Date October 3, 2012
Speaker Hans Dietmar SCHWEISGUT(Ambassador of the Delegation of the European Union to Japan)
Moderator NAKATOMI Michitaka(Consulting Fellow, RIETI/Senior Advisor to JETRO)


Hans Dietmar SCHWEISGUT's PhotoHans Dietmar SCHWEISGUT

Ambassador Schweisgut opened his speech by reminding the audience that despite these difficult economic times with only slow growth projected in 2012 and 2013, the European Union (EU) remains the largest economy in the world. Even during the crisis, the EU imported €740 billion in manufactured goods in the first six months of 2012, up 4.5% on the same period last year.

Other key statistics on foreign direct investment (FDI), competitiveness and innovation illustrate that the EU remains a leading economic player despite all the negative media headlines. The Ambassador briefly outlined the latest EU responses to the sovereign debt crisis which has been a topic of major interest for policy makers and business leaders in Japan.

The Ambassador discussed how Europe has been obliged to develop a range of tools and mechanisms that not so long ago would have been deemed unthinkable including the creation of firewalls such as the European Financial Stability Facility (EFSF) and more recently the European Stability Mechanism (ESM). These truly historic efforts to resolve the crisis are ongoing as shown by the European Central Bank (ECB) recently announcing the landmark Outright Monetary Transactions (OMT) policy and the EU Commission announcing more detailed proposals on the move towards a Single Banking Supervisor in Europe.

The Ambassador also highlighted the wave of structural reforms that have been undertaken all over Europe. With much media talk of the supposed choice of growth or austerity, the Ambassador stressed how this is an artificial distinction and a false choice. No policymaker believes that sustainable growth can emerge from steadily growing deficits and debts. The Ambassador closed his comments on the crisis by stressing that there will be no quick solution to the crisis but rather an incremental progression of reforms to tackle the root causes.
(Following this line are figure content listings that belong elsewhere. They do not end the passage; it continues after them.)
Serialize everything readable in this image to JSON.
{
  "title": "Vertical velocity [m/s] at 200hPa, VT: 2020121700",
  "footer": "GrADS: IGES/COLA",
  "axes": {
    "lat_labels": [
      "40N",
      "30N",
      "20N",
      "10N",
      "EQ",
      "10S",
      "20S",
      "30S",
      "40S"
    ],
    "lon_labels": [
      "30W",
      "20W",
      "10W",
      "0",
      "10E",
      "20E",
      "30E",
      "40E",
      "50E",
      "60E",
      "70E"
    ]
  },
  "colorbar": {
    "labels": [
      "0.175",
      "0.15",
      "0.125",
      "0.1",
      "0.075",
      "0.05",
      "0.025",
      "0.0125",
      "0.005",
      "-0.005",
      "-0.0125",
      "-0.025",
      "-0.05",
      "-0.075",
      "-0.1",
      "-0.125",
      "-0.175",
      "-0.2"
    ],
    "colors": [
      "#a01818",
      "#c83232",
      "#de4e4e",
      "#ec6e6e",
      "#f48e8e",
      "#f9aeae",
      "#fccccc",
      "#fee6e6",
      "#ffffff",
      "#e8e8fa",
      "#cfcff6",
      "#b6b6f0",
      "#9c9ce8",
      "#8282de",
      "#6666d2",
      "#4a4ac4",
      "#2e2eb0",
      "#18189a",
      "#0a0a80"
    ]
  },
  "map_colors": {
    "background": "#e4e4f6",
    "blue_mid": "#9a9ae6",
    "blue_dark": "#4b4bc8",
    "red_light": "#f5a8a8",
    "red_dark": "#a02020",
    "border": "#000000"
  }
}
Turning to the potential for growth from the expansion of trade links, the EU is committed to planting new seeds of economic growth through pursuing free trade agreements. The Ambassador stressed that there is a significant untapped potential in the trade flows between Japan and the EU (which together represent more than one third of the world economy), and that an free trade agreement (FTA) could unleash such potential, assuming that, on top of tariffs, non-tariff barriers (NTB's) are properly dismantled on Japan side. The Ambassador then provided an overview of the various steps taken to date (the Paragraph 34 exercise back in 2009 and its four "pilot projects," and then the work of the High Level Group) up to the successful completion of the scoping exercise. The importance of these confidence building steps was emphasized, in the context of the need to convince sceptics of the potential benefits of an FTA between the EU and Japan. Currently, based on the decision by the European Commission on July 18, 2012 to seek a negotiating mandate from the Council, the negotiation directives are being discussed by all 27 member states of the EU.

*This summary was compiled by RIETI Editorial staff.